Evoluzioni auspicabili, valenza economica delle competenze linguistiche, lingue straniere nel Trentino di domani, attraverso un confronto sul Piano Trentino Trilingue
Si è tornati a parlare di trilinguismo venerdì 30 ottobre, nella Sala della Federazione delle Cooperative, in occasione del seminario “Le risorse immateriali per il futuro del Trentino. Il caso delle competenze linguistiche”. L’iniziativa promossa da Iprase in collaborazione con il Dipartimento della Conoscenza della Provincia autonoma di Trento e Ocse/Leed Trento, è servita per riflettere sulla spinta alla massiccia promozione linguistica, voluta dal Piano straordinario di legislatura “Trentino trilingue”.
Gli interventi, tra gli altri, del professor Jean-Claude Beacco, consulente della Provincia nonché docente dell'università Sorbonne Nouvelle di Parigi, della dottoressa Barbara Ischinger, dell'Organizzazione per la Cooperazione e lo Sviluppo Economico, del professor Michele Gazzola, docente presso l'Humbolt-Universität di Berlino, hanno dato all'iniziativa una cornice internazionale nella quale confrontarsi sia sugli aspetti positivi, ma anche sulle criticità che porta con sé questo Piano, in un’ottica di quelle che saranno le prospettive future.

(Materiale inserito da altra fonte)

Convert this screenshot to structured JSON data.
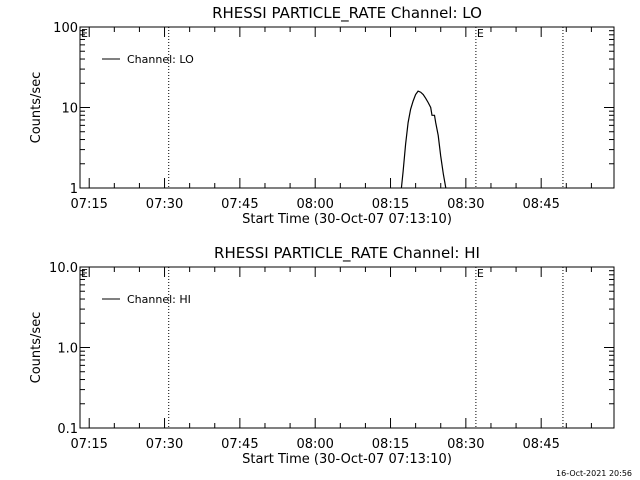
{
  "chart_data": [
    {
      "type": "line",
      "title": "RHESSI PARTICLE_RATE Channel: LO",
      "xlabel": "Start Time (30-Oct-07 07:13:10)",
      "ylabel": "Counts/sec",
      "y_scale": "log",
      "ylim": [
        1,
        100
      ],
      "y_ticks": [
        {
          "v": 1,
          "label": "1"
        },
        {
          "v": 10,
          "label": "10"
        },
        {
          "v": 100,
          "label": "100"
        }
      ],
      "xlim": [
        "07:13:10",
        "08:59:30"
      ],
      "x_ticks": [
        "07:15",
        "07:30",
        "07:45",
        "08:00",
        "08:15",
        "08:30",
        "08:45"
      ],
      "legend": {
        "position": "top-left",
        "entries": [
          "Channel: LO"
        ]
      },
      "event_lines": [
        {
          "time": "07:30:50",
          "label": ""
        },
        {
          "time": "08:32:00",
          "label": "E"
        },
        {
          "time": "08:49:20",
          "label": ""
        }
      ],
      "corner_label": "E",
      "series": [
        {
          "name": "Channel: LO",
          "points": [
            [
              "08:17:10",
              1.0
            ],
            [
              "08:17:30",
              1.6
            ],
            [
              "08:18:00",
              3.5
            ],
            [
              "08:18:30",
              6.5
            ],
            [
              "08:19:00",
              9.5
            ],
            [
              "08:19:30",
              12.0
            ],
            [
              "08:20:00",
              14.5
            ],
            [
              "08:20:30",
              16.0
            ],
            [
              "08:21:00",
              15.5
            ],
            [
              "08:21:30",
              14.5
            ],
            [
              "08:22:00",
              13.0
            ],
            [
              "08:22:30",
              11.5
            ],
            [
              "08:23:00",
              10.0
            ],
            [
              "08:23:15",
              8.0
            ],
            [
              "08:23:45",
              8.0
            ],
            [
              "08:24:00",
              6.5
            ],
            [
              "08:24:30",
              4.5
            ],
            [
              "08:25:00",
              2.5
            ],
            [
              "08:25:30",
              1.5
            ],
            [
              "08:26:00",
              1.0
            ]
          ]
        }
      ]
    },
    {
      "type": "line",
      "title": "RHESSI PARTICLE_RATE Channel: HI",
      "xlabel": "Start Time (30-Oct-07 07:13:10)",
      "ylabel": "Counts/sec",
      "y_scale": "log",
      "ylim": [
        0.1,
        10
      ],
      "y_ticks": [
        {
          "v": 0.1,
          "label": "0.1"
        },
        {
          "v": 1,
          "label": "1.0"
        },
        {
          "v": 10,
          "label": "10.0"
        }
      ],
      "xlim": [
        "07:13:10",
        "08:59:30"
      ],
      "x_ticks": [
        "07:15",
        "07:30",
        "07:45",
        "08:00",
        "08:15",
        "08:30",
        "08:45"
      ],
      "legend": {
        "position": "top-left",
        "entries": [
          "Channel: HI"
        ]
      },
      "event_lines": [
        {
          "time": "07:30:50",
          "label": ""
        },
        {
          "time": "08:32:00",
          "label": "E"
        },
        {
          "time": "08:49:20",
          "label": ""
        }
      ],
      "corner_label": "E",
      "series": [
        {
          "name": "Channel: HI",
          "points": []
        }
      ]
    }
  ],
  "footer": {
    "timestamp": "16-Oct-2021 20:56"
  }
}
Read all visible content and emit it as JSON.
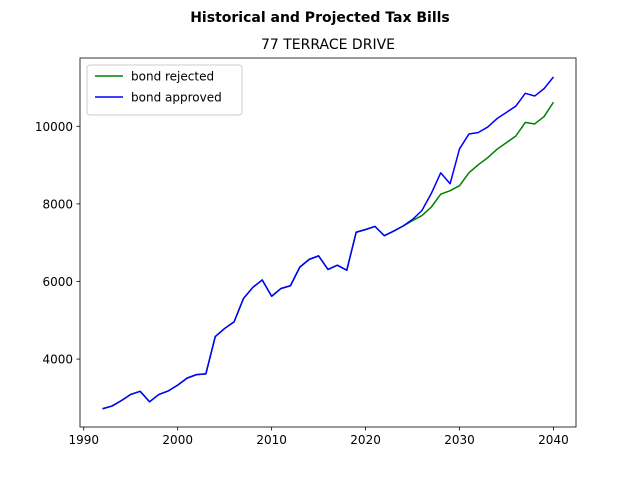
{
  "chart_data": {
    "type": "line",
    "suptitle": "Historical and Projected Tax Bills",
    "title": "77 TERRACE DRIVE",
    "xlabel": "",
    "ylabel": "",
    "xlim": [
      1989.6,
      2042.4
    ],
    "ylim": [
      2250,
      11760
    ],
    "xticks": [
      1990,
      2000,
      2010,
      2020,
      2030,
      2040
    ],
    "yticks": [
      4000,
      6000,
      8000,
      10000
    ],
    "grid": false,
    "legend_position": "top-left",
    "x": [
      1992,
      1993,
      1994,
      1995,
      1996,
      1997,
      1998,
      1999,
      2000,
      2001,
      2002,
      2003,
      2004,
      2005,
      2006,
      2007,
      2008,
      2009,
      2010,
      2011,
      2012,
      2013,
      2014,
      2015,
      2016,
      2017,
      2018,
      2019,
      2020,
      2021,
      2022,
      2023,
      2024,
      2025,
      2026,
      2027,
      2028,
      2029,
      2030,
      2031,
      2032,
      2033,
      2034,
      2035,
      2036,
      2037,
      2038,
      2039,
      2040
    ],
    "series": [
      {
        "name": "bond rejected",
        "color": "#008000",
        "values": [
          2720,
          2790,
          2930,
          3090,
          3170,
          2900,
          3090,
          3180,
          3330,
          3510,
          3600,
          3620,
          4580,
          4790,
          4960,
          5560,
          5850,
          6040,
          5620,
          5820,
          5890,
          6370,
          6570,
          6660,
          6310,
          6420,
          6290,
          7270,
          7340,
          7420,
          7180,
          7300,
          7430,
          7570,
          7700,
          7920,
          8250,
          8340,
          8470,
          8800,
          9010,
          9190,
          9410,
          9580,
          9750,
          10100,
          10060,
          10250,
          10620
        ]
      },
      {
        "name": "bond approved",
        "color": "#0000ff",
        "values": [
          2720,
          2790,
          2930,
          3090,
          3170,
          2900,
          3090,
          3180,
          3330,
          3510,
          3600,
          3620,
          4580,
          4790,
          4960,
          5560,
          5850,
          6040,
          5620,
          5820,
          5890,
          6370,
          6570,
          6660,
          6310,
          6420,
          6290,
          7270,
          7340,
          7420,
          7180,
          7300,
          7430,
          7600,
          7830,
          8270,
          8800,
          8520,
          9420,
          9800,
          9840,
          9980,
          10200,
          10360,
          10520,
          10850,
          10780,
          10970,
          11270
        ]
      }
    ]
  }
}
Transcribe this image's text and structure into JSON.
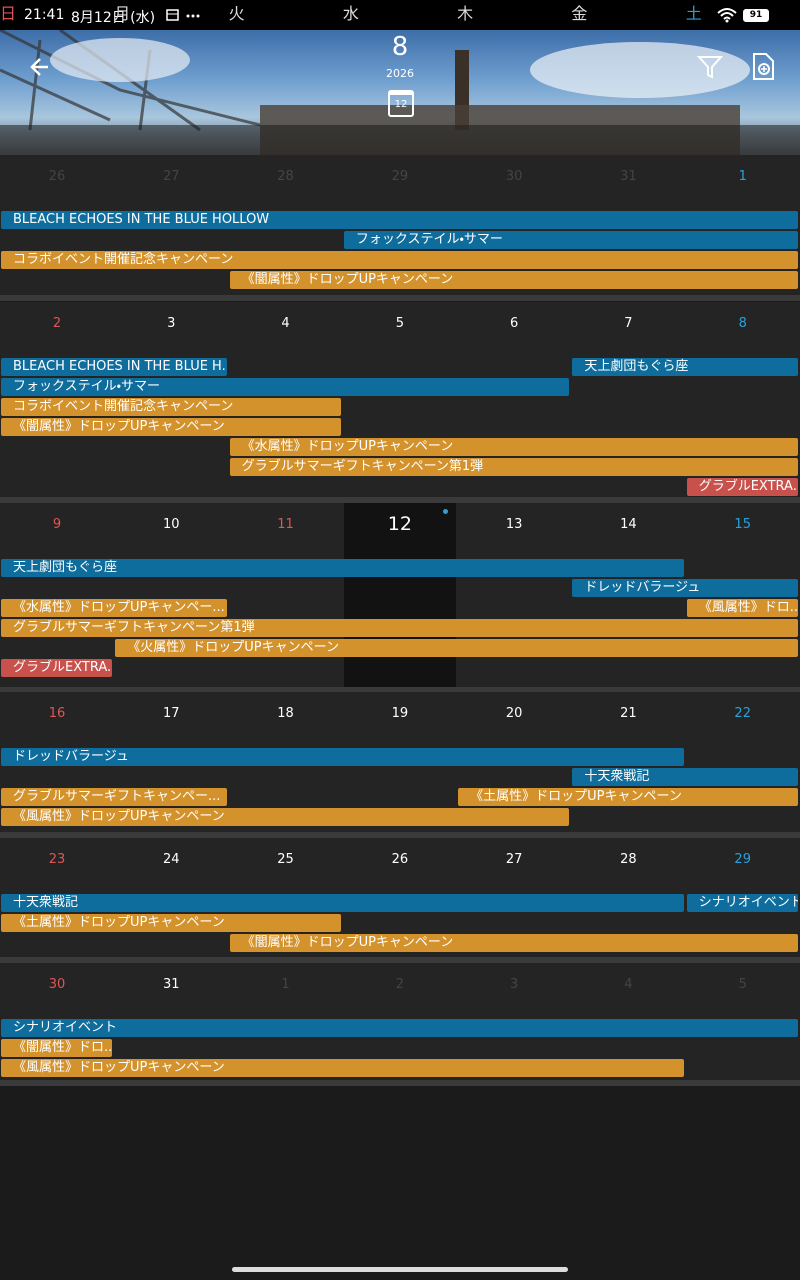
{
  "status": {
    "time": "21:41",
    "date": "8月12日 (水)",
    "battery": "91"
  },
  "header": {
    "month": "8",
    "year": "2026",
    "calendar_day": "12",
    "weekdays": [
      "日",
      "月",
      "火",
      "水",
      "木",
      "金",
      "土"
    ]
  },
  "weeks": [
    {
      "days": [
        26,
        27,
        28,
        29,
        30,
        31,
        1
      ],
      "events": [
        {
          "label": "BLEACH ECHOES IN THE BLUE HOLLOW"
        },
        {
          "label": "フォックステイル・サマー"
        },
        {
          "label": "コラボイベント開催記念キャンペーン"
        },
        {
          "label": "《闇属性》ドロップUPキャンペーン"
        }
      ]
    },
    {
      "days": [
        2,
        3,
        4,
        5,
        6,
        7,
        8
      ],
      "events": [
        {
          "label": "BLEACH ECHOES IN THE BLUE H..."
        },
        {
          "label": "天上劇団もぐら座"
        },
        {
          "label": "フォックステイル・サマー"
        },
        {
          "label": "コラボイベント開催記念キャンペーン"
        },
        {
          "label": "《闇属性》ドロップUPキャンペーン"
        },
        {
          "label": "《水属性》ドロップUPキャンペーン"
        },
        {
          "label": "グラブルサマーギフトキャンペーン第1弾"
        },
        {
          "label": "グラブルEXTRA..."
        }
      ]
    },
    {
      "days": [
        9,
        10,
        11,
        12,
        13,
        14,
        15
      ],
      "events": [
        {
          "label": "天上劇団もぐら座"
        },
        {
          "label": "ドレッドバラージュ"
        },
        {
          "label": "《水属性》ドロップUPキャンペー..."
        },
        {
          "label": "《風属性》ドロ..."
        },
        {
          "label": "グラブルサマーギフトキャンペーン第1弾"
        },
        {
          "label": "《火属性》ドロップUPキャンペーン"
        },
        {
          "label": "グラブルEXTRA..."
        }
      ]
    },
    {
      "days": [
        16,
        17,
        18,
        19,
        20,
        21,
        22
      ],
      "events": [
        {
          "label": "ドレッドバラージュ"
        },
        {
          "label": "十天衆戦記"
        },
        {
          "label": "グラブルサマーギフトキャンペー..."
        },
        {
          "label": "《土属性》ドロップUPキャンペーン"
        },
        {
          "label": "《風属性》ドロップUPキャンペーン"
        }
      ]
    },
    {
      "days": [
        23,
        24,
        25,
        26,
        27,
        28,
        29
      ],
      "events": [
        {
          "label": "十天衆戦記"
        },
        {
          "label": "シナリオイベント"
        },
        {
          "label": "《土属性》ドロップUPキャンペーン"
        },
        {
          "label": "《闇属性》ドロップUPキャンペーン"
        }
      ]
    },
    {
      "days": [
        30,
        31,
        1,
        2,
        3,
        4,
        5
      ],
      "events": [
        {
          "label": "シナリオイベント"
        },
        {
          "label": "《闇属性》ドロ..."
        },
        {
          "label": "《風属性》ドロップUPキャンペーン"
        }
      ]
    }
  ]
}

“In Trentino c'è una lunga tradizione di insegnamento delle lingue”, ha ricordato Luciano Covi, direttore di Iprase, con una carrellata storica, dalla prima scuola bilingue a Rovereto, nel 1774, ad oggi. È in continuità ideale con questa esperienza che si colloca il Piano per il trilinguismo, all'interno di una comunità, quella trentina, che segnale un “sentito bisogno di lingue”: sono 20.000, infatti, le persone adulte che hanno usufruito fino ad ora dei voucher linguistici del Fondo sociale europeo, gestiti dalla Provincia, “a dimostrazione della consapevolezza diffusa che le competenze linguistiche, in un territorio a forte vocazione turistica, possono risultare strategiche per tutta la comunità”. Lecite a questo punto alcune domande relative alle auspicabili evoluzioni del Piano Trentino Trilingue, alle quali ha risposto il professor Jean-Claude Beacco, docente dell'università Sorbonne Nouvelle di Parigi, presentando il profilo delle politiche linguistiche della scuola della Provincia, che ha redatto per l'amministrazione provinciale, in qualità di consulente. Tre sono gli assi, come li ha definiti il professore, sui quali si fonda il Piano. La mobilità degli studenti e degli insegnanti come occasione “per mettere in contatto diretto con l'alterità culturale e con l'alterità linguistica. La lingua cessa di essere oggetto di una disciplina scolastica per diventare il prodotto della facoltà del linguaggio”. A questa va aggiunto lo sviluppo dei contatti con le lingue straniere fin dalla prima infanzia, “inteso come esposizione alla diversità culturale e linguistica del loro ambiente di vita”, senza però la pretesa che l'insegnamento precoce porti ad una padronanza effettiva della lingua. Il terzo asse sul quale il consulente per la Provincia definisce il profilo delle politiche linguistiche della scuola, alla base del Piano Trentino Trilingue, è l'inserimento nel curricolo scolastico, uscendo così dalla sperimentazione, dell'apprendimento integrato disciplina e lingua, che comunemente viene chiamato Clil. “Il plurilinguismo – ha concluso il professor Beacco – è l'asse portante dell'integrazione e dunque l'apprendimento di una lingua è un'esperienza dell'alterità, che deve essere messa al servizio della convivenza democratica”.
Il confronto attorno al Piano varato dalla giunta provinciale andrà avanti ancora. Scintille e discussioni ne ha generate fin dalla sua pubblicazione, non solo nella scuola, ma anche tra i genitori e tra gli studenti. Ha però posto al centro dell'attenzione il tema dell'educazione, partendo delle lingue. E ha messo in campo risorse significative per la formazione.
Ora la partita si gioca tutta sulla tempistica con la quale negoziare gli obiettivi intermedi: e non possono essere i tempi della politica.